Regarding Ducks and Universes - a fun sort of science fiction about traveling to a parallel universe and (maybe) meeting your alter.  I got this one when it was on the $.99 kindle special of the day, and I'm enjoying it for the "mind twinkie" that fiction should be.  😉

From "The Parables of Jesus: Entering, Growing, Living, and Finishing in God's Kingdom" by Terry Johnson.

We know that Jesus taught with parables (not the only way He taught, but (Johnson says) that whenever it is recorded that Jesus taught, He included parables.

He gives 5 related by slightly different definitions of "parable".

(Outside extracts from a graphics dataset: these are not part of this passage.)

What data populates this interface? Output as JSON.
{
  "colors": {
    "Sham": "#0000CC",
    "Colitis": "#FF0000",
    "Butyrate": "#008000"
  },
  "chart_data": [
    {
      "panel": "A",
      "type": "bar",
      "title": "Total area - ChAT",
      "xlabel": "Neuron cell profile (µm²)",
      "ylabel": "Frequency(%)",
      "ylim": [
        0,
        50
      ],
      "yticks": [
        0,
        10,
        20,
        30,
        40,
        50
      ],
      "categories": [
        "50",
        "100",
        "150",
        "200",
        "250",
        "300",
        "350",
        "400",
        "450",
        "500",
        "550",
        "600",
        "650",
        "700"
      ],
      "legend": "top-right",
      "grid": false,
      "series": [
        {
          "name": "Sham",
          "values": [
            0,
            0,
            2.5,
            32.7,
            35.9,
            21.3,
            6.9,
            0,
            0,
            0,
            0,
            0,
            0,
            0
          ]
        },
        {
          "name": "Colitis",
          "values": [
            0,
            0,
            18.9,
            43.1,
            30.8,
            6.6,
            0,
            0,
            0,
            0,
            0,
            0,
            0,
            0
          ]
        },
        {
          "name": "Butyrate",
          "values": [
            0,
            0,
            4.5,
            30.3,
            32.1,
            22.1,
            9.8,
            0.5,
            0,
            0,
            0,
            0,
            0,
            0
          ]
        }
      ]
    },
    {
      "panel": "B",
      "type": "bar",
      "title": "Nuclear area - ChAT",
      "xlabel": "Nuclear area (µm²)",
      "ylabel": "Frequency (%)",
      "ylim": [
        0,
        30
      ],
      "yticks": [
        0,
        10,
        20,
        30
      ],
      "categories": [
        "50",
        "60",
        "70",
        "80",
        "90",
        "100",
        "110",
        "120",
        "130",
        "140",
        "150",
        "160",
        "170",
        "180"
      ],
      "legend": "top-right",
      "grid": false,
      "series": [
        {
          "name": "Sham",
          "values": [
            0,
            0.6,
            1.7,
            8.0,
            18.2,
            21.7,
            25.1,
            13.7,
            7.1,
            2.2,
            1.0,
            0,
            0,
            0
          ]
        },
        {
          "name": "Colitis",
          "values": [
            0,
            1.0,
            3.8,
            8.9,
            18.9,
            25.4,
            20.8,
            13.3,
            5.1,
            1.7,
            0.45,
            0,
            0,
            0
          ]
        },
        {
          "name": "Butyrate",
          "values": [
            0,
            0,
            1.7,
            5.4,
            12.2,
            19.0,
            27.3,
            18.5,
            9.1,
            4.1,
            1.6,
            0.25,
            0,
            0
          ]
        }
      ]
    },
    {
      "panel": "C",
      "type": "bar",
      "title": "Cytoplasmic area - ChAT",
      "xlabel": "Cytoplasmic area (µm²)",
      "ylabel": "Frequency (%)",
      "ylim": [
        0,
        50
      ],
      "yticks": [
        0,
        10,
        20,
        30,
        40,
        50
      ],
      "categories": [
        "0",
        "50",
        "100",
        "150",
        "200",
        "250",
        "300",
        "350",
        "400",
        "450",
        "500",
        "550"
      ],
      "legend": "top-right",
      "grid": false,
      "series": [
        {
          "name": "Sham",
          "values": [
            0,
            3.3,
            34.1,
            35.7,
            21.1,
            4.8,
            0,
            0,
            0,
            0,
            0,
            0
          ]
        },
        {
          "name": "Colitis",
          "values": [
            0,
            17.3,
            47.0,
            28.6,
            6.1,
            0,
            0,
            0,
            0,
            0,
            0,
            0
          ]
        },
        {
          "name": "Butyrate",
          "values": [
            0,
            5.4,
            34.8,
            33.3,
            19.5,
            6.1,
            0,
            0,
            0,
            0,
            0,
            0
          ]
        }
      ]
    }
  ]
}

(1) "wise sayings of a pictorial kind" (Leon Morris, The Gospel According to Matthew, 354)
(2) "A story taken from real life (or a real-life situation) from which a moral or spiritual truth is drawn" (J.M.Boice)
(3) "an earthly story with a heavenly meaning" (an old Sunday School definition)
(4)"examples of popular story-telling that are meant to evoke a response and to strike a verdict" (A.M.Hunter, Interpreting the Parables")
(5) " a comparison, a putting of one thing beside another to make a point" (Robert F. Capon, The Parables of the Kingdom)

The parables are interesting because they sometimes turn what we "know" upside down.

"bad people are commended, good people are scolded and unanticipated pople are rewarded and punished" (p.16

The parables illuminate those with the key, but obscure it for those who do not. The disciples had to ask about the parable of the sower.

Johnson says,

Jesus' answer is that parables are uniquely suited to the central principles of redemption in that they in fact both reveal the truth and veil it. They are illuminating for some and at the same time obscuring for others.

  • do the definitions make sense?
  • why would Jesus use a confusing method of teaching?